Lucy Deane Streatfeild was also a firm supporter of women’s suffrage. In 1913 when the National Union of Women’s Suffrage Societies organised its Pilgrimage she was president of the Sevenoaks branch, one of the largest in Kent with 130 members and 182 Friends. The branch took part enthusiastically in the Pilgrimage with two well-attended open-air meetings held as the procession passed through on its way from Tonbridge to London (NUWSS Kent Federation, 1913).

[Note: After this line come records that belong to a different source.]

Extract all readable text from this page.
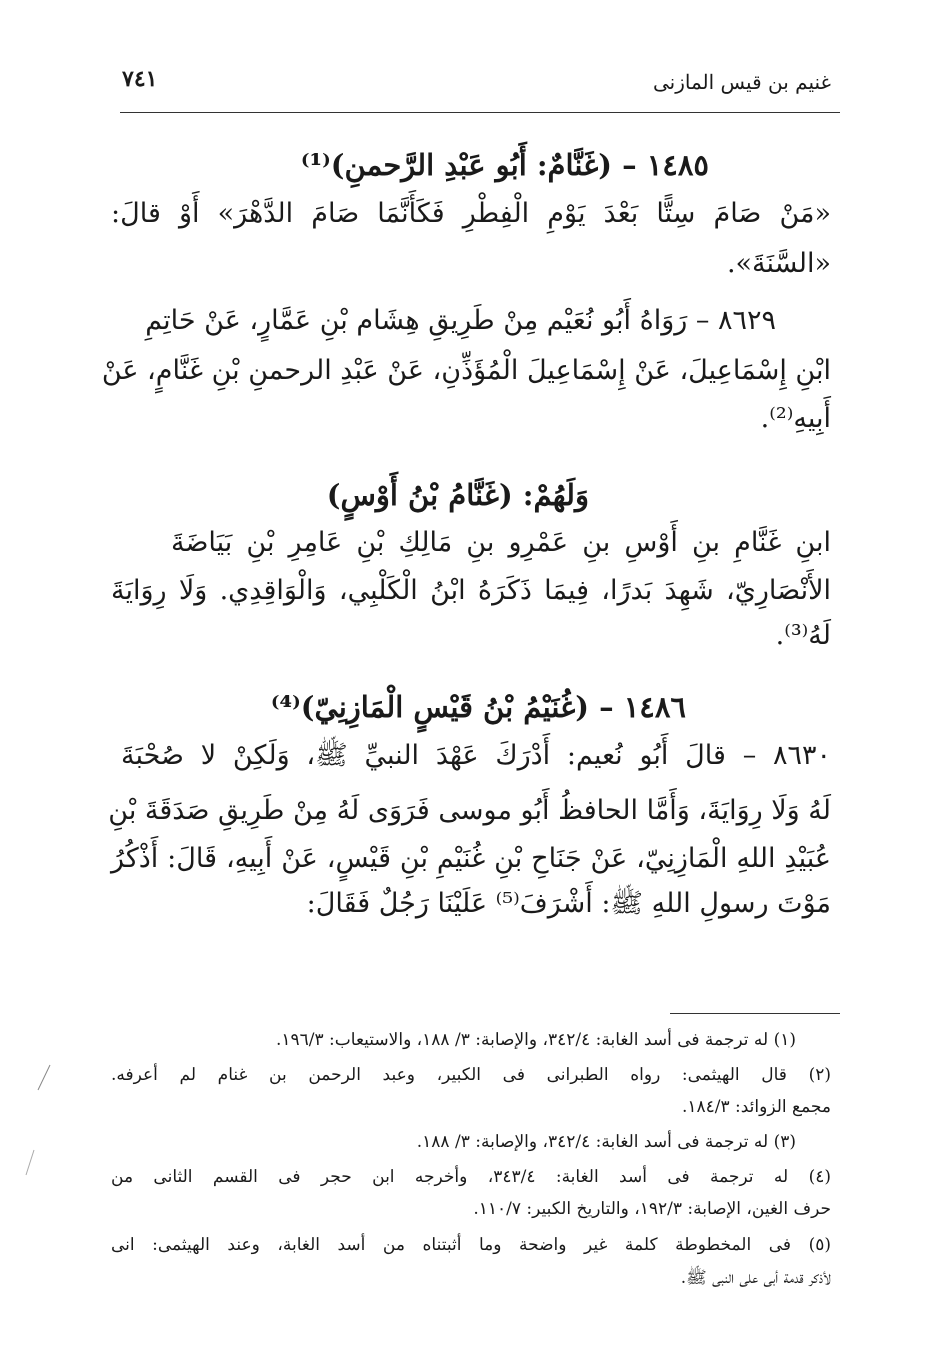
غنيم بن قيس المازنى
٧٤١
١٤٨٥ – (غَنَّامٌ: أَبُو عَبْدِ الرَّحمنِ)⁽¹⁾
«مَنْ صَامَ سِتًّا بَعْدَ يَوْمِ الْفِطْرِ فَكَأَنَّمَا صَامَ الدَّهْرَ» أَوْ قالَ:
«السَّنَةَ».
٨٦٢٩ – رَوَاهُ أَبُو نُعَيْم مِنْ طَرِيقِ هِشَام بْنِ عَمَّارٍ، عَنْ حَاتِمِ
ابْنِ إِسْمَاعِيلَ، عَنْ إِسْمَاعِيلَ الْمُؤَذِّنِ، عَنْ عَبْدِ الرحمنِ بْنِ غَنَّامٍ، عَنْ
أَبِيهِ⁽²⁾.
وَلَهُمْ: (غَنَّامُ بْنُ أَوْسٍ)
ابنِ غَنَّامِ بنِ أَوْسِ بنِ عَمْرِو بنِ مَالِكِ بْنِ عَامِرِ بْنِ بَيَاضَةَ
الأَنْصَارِيّ، شَهِدَ بَدرًا، فِيمَا ذَكَرَهُ ابْنُ الْكَلْبِي، وَالْوَاقِدِي. وَلَا رِوَايَةَ
لَهُ⁽³⁾.
١٤٨٦ – (غُنَيْمُ بْنُ قَيْسٍ الْمَازِنِيّ)⁽⁴⁾
٨٦٣٠ – قالَ أَبُو نُعيم: أَدْرَكَ عَهْدَ النبيِّ ﷺ، وَلَكِنْ لا صُحْبَةَ
لَهُ وَلَا رِوَايَةَ، وَأَمَّا الحافظُ أَبُو موسى فَرَوَى لَهُ مِنْ طَرِيقِ صَدَقَةَ بْنِ
عُبَيْدِ اللهِ الْمَازِنِيّ، عَنْ جَنَاحِ بْنِ غُنَيْمِ بْنِ قَيْسٍ، عَنْ أَبِيهِ، قَالَ: أَذْكُرُ
مَوْتَ رسولِ اللهِ ﷺ: أَشْرَفَ⁽⁵⁾ عَلَيْنَا رَجُلٌ فَقَالَ:
(١) له ترجمة فى أسد الغابة: ٣٤٢/٤، والإصابة: ٣/ ١٨٨، والاستيعاب: ١٩٦/٣.
(٢) قال الهيثمى: رواه الطبرانى فى الكبير، وعبد الرحمن بن غنام لم أعرفه.
مجمع الزوائد: ١٨٤/٣.
(٣) له ترجمة فى أسد الغابة: ٣٤٢/٤، والإصابة: ٣/ ١٨٨.
(٤) له ترجمة فى أسد الغابة: ٣٤٣/٤، وأخرجه ابن حجر فى القسم الثانى من
حرف الغين، الإصابة: ١٩٢/٣، والتاريخ الكبير: ١١٠/٧.
(٥) فى المخطوطة كلمة غير واضحة وما أثبتناه من أسد الغابة، وعند الهيثمى: انى
لأذكر قدمة أبى على النبى ﷺ.
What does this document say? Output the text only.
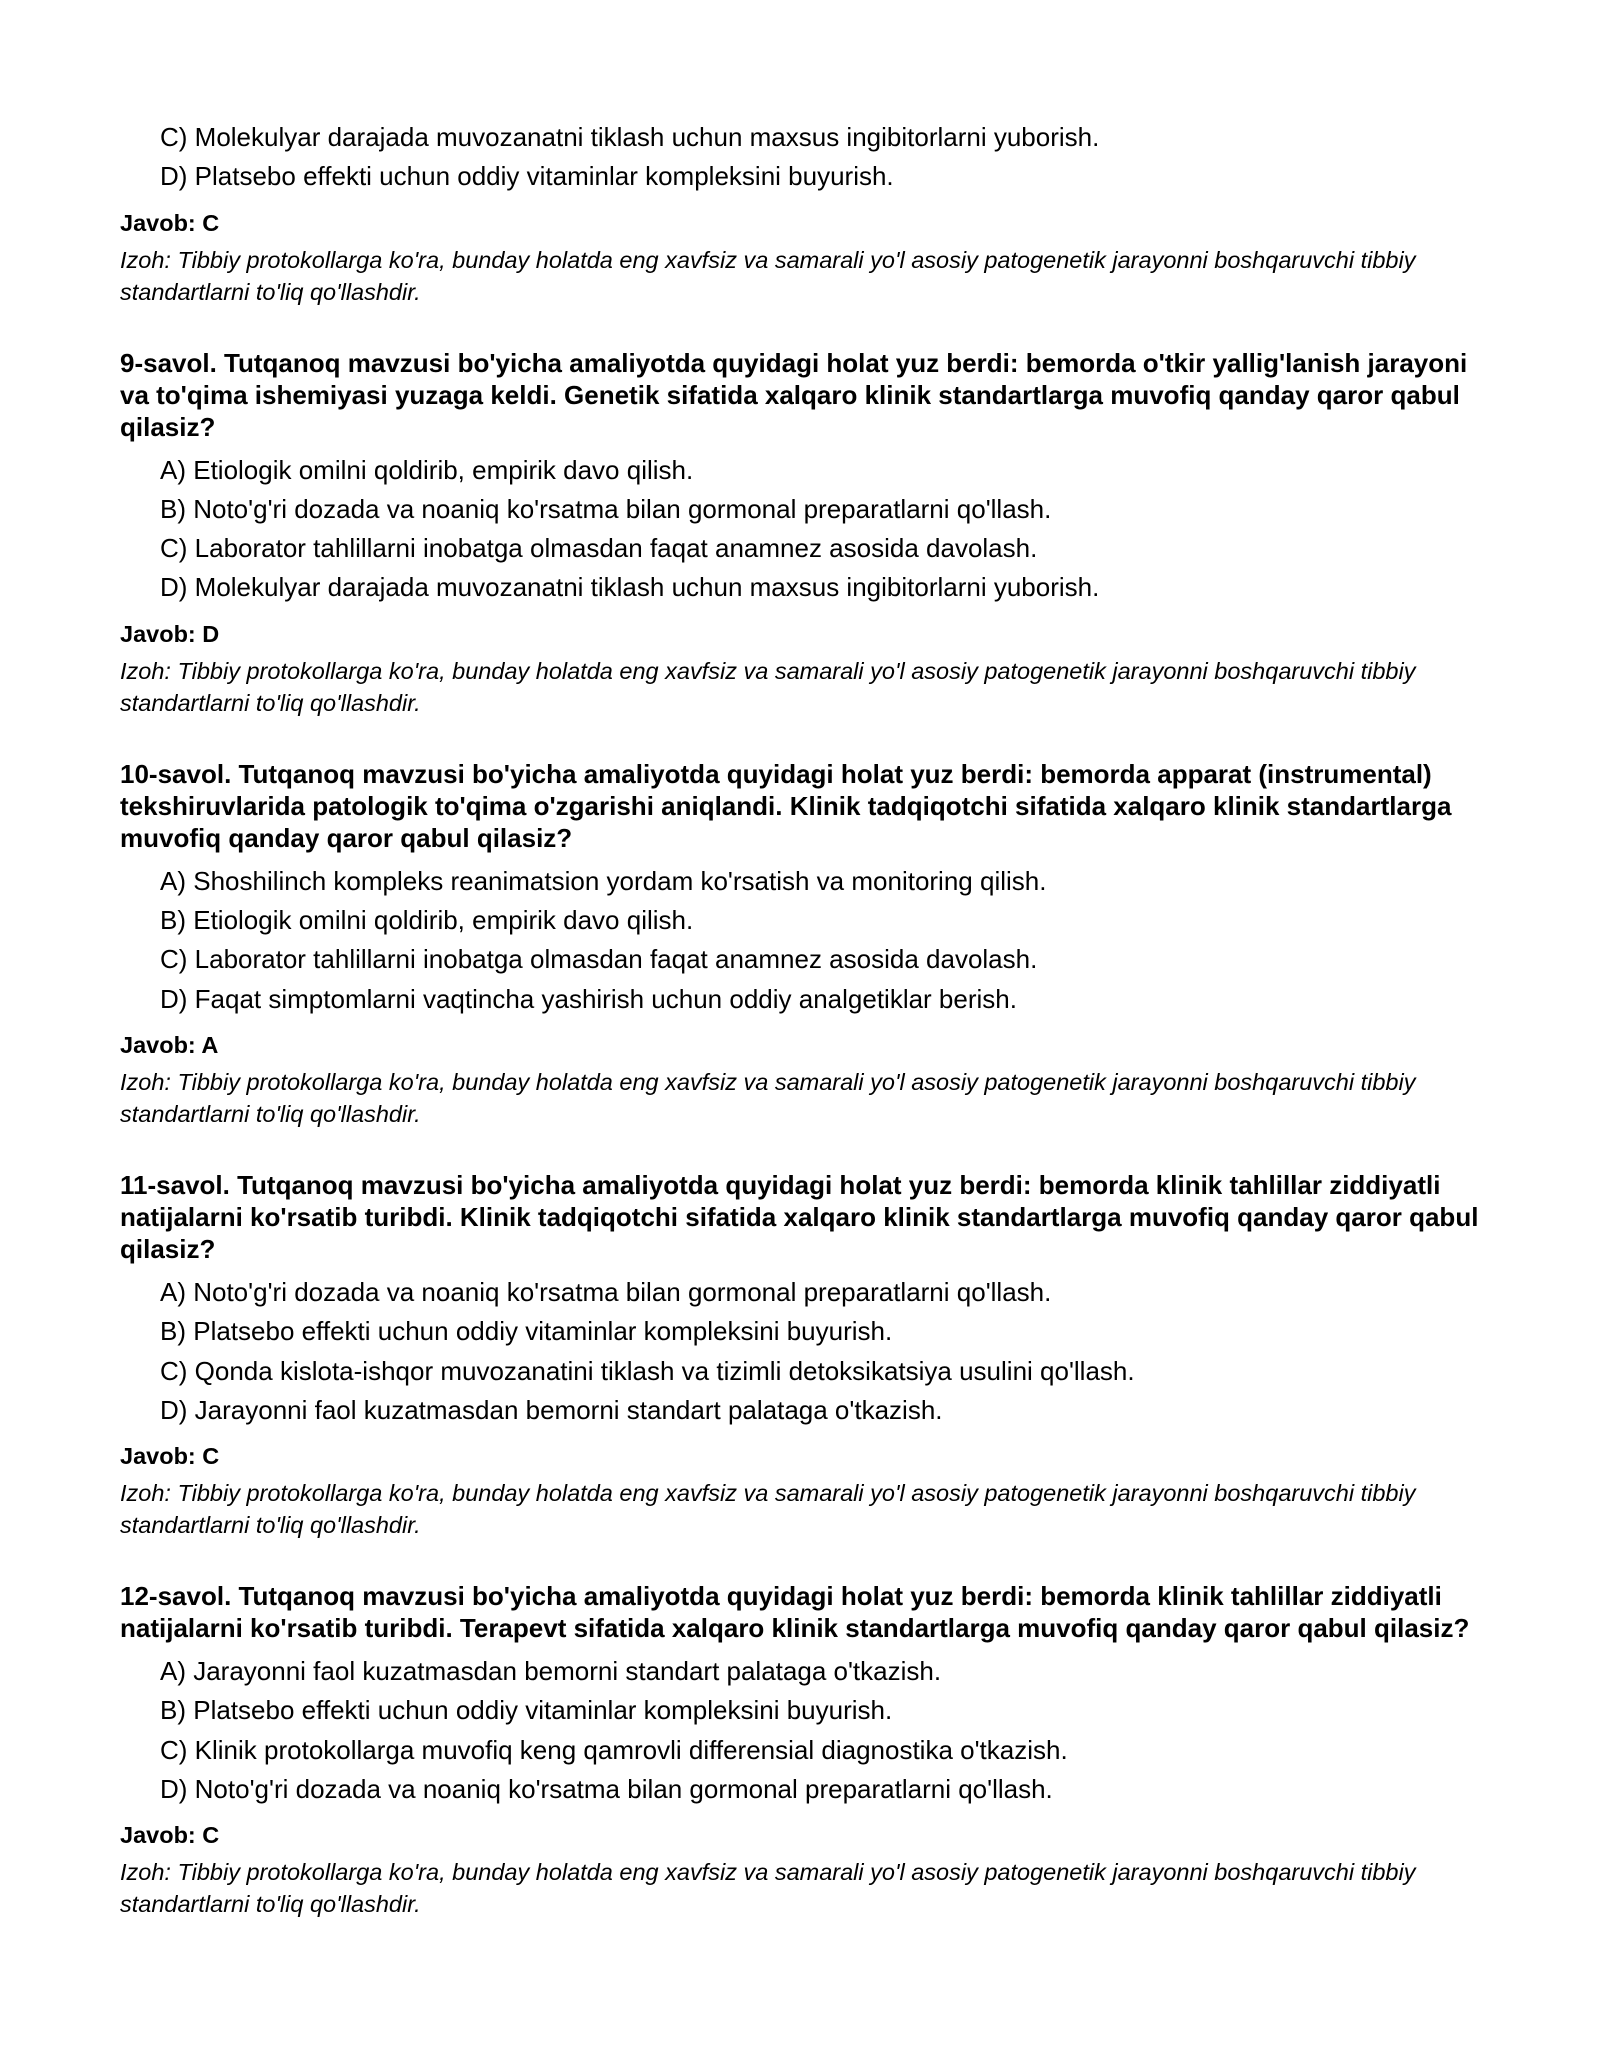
C) Molekulyar darajada muvozanatni tiklash uchun maxsus ingibitorlarni yuborish.
D) Platsebo effekti uchun oddiy vitaminlar kompleksini buyurish.
Javob: C
Izoh: Tibbiy protokollarga ko'ra, bunday holatda eng xavfsiz va samarali yo'l asosiy patogenetik jarayonni boshqaruvchi tibbiy standartlarni to'liq qo'llashdir.
9-savol. Tutqanoq mavzusi bo'yicha amaliyotda quyidagi holat yuz berdi: bemorda o'tkir yallig'lanish jarayoni va to'qima ishemiyasi yuzaga keldi. Genetik sifatida xalqaro klinik standartlarga muvofiq qanday qaror qabul qilasiz?
A) Etiologik omilni qoldirib, empirik davo qilish.
B) Noto'g'ri dozada va noaniq ko'rsatma bilan gormonal preparatlarni qo'llash.
C) Laborator tahlillarni inobatga olmasdan faqat anamnez asosida davolash.
D) Molekulyar darajada muvozanatni tiklash uchun maxsus ingibitorlarni yuborish.
Javob: D
Izoh: Tibbiy protokollarga ko'ra, bunday holatda eng xavfsiz va samarali yo'l asosiy patogenetik jarayonni boshqaruvchi tibbiy standartlarni to'liq qo'llashdir.
10-savol. Tutqanoq mavzusi bo'yicha amaliyotda quyidagi holat yuz berdi: bemorda apparat (instrumental) tekshiruvlarida patologik to'qima o'zgarishi aniqlandi. Klinik tadqiqotchi sifatida xalqaro klinik standartlarga muvofiq qanday qaror qabul qilasiz?
A) Shoshilinch kompleks reanimatsion yordam ko'rsatish va monitoring qilish.
B) Etiologik omilni qoldirib, empirik davo qilish.
C) Laborator tahlillarni inobatga olmasdan faqat anamnez asosida davolash.
D) Faqat simptomlarni vaqtincha yashirish uchun oddiy analgetiklar berish.
Javob: A
Izoh: Tibbiy protokollarga ko'ra, bunday holatda eng xavfsiz va samarali yo'l asosiy patogenetik jarayonni boshqaruvchi tibbiy standartlarni to'liq qo'llashdir.
11-savol. Tutqanoq mavzusi bo'yicha amaliyotda quyidagi holat yuz berdi: bemorda klinik tahlillar ziddiyatli natijalarni ko'rsatib turibdi. Klinik tadqiqotchi sifatida xalqaro klinik standartlarga muvofiq qanday qaror qabul qilasiz?
A) Noto'g'ri dozada va noaniq ko'rsatma bilan gormonal preparatlarni qo'llash.
B) Platsebo effekti uchun oddiy vitaminlar kompleksini buyurish.
C) Qonda kislota-ishqor muvozanatini tiklash va tizimli detoksikatsiya usulini qo'llash.
D) Jarayonni faol kuzatmasdan bemorni standart palataga o'tkazish.
Javob: C
Izoh: Tibbiy protokollarga ko'ra, bunday holatda eng xavfsiz va samarali yo'l asosiy patogenetik jarayonni boshqaruvchi tibbiy standartlarni to'liq qo'llashdir.
12-savol. Tutqanoq mavzusi bo'yicha amaliyotda quyidagi holat yuz berdi: bemorda klinik tahlillar ziddiyatli natijalarni ko'rsatib turibdi. Terapevt sifatida xalqaro klinik standartlarga muvofiq qanday qaror qabul qilasiz?
A) Jarayonni faol kuzatmasdan bemorni standart palataga o'tkazish.
B) Platsebo effekti uchun oddiy vitaminlar kompleksini buyurish.
C) Klinik protokollarga muvofiq keng qamrovli differensial diagnostika o'tkazish.
D) Noto'g'ri dozada va noaniq ko'rsatma bilan gormonal preparatlarni qo'llash.
Javob: C
Izoh: Tibbiy protokollarga ko'ra, bunday holatda eng xavfsiz va samarali yo'l asosiy patogenetik jarayonni boshqaruvchi tibbiy standartlarni to'liq qo'llashdir.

It is fair to conclude that Tennant and Deane Streatfeild were among the best qualified candidates to be made JPs when the Bench was opened to women in 1919, not least because of their direct experience of the courts. At first only seven women were made magistrates and they formed the Lord Chancellor’s Women’s Advisory Committee, tasked with producing a list of worthy women from around the country. This list, published in July 1920, contained both Tennant’s and Deane Streatfeild’s names, as the first and second women to be nominated for the County of Kent. Local newspapers reveal that Mrs Tennant sat at the court in Cranbrook (along with her husband) and Mrs Deane Streatfeild at Sevenoaks police court.




NUWSS Kentish Federation Annual Report, 1913

List of Names Recommended by the Women’s Central Advisory Committee for appointment as Justices of the Peace for England, Scotland and Wales (copy in London Metropolitan Archives ACC/3613/03/002/B)

Kent and Sussex Courier, 4 Feb 1921, 1 July 1921

Harrison, ‘Streatfeild, Lucy Anne Evelyn Deane’ Dictionary of National Biography, 2004

Kelly ‘Tennant [nee Abraham] Margery Mary Edith Josephine Pia [May]’ Dictionary of National Biography, 2004.

M D McFeely, Lady Inspectors: the Campaign for a Better Workplace, 1893-1921, University of Georgia Press, 1991.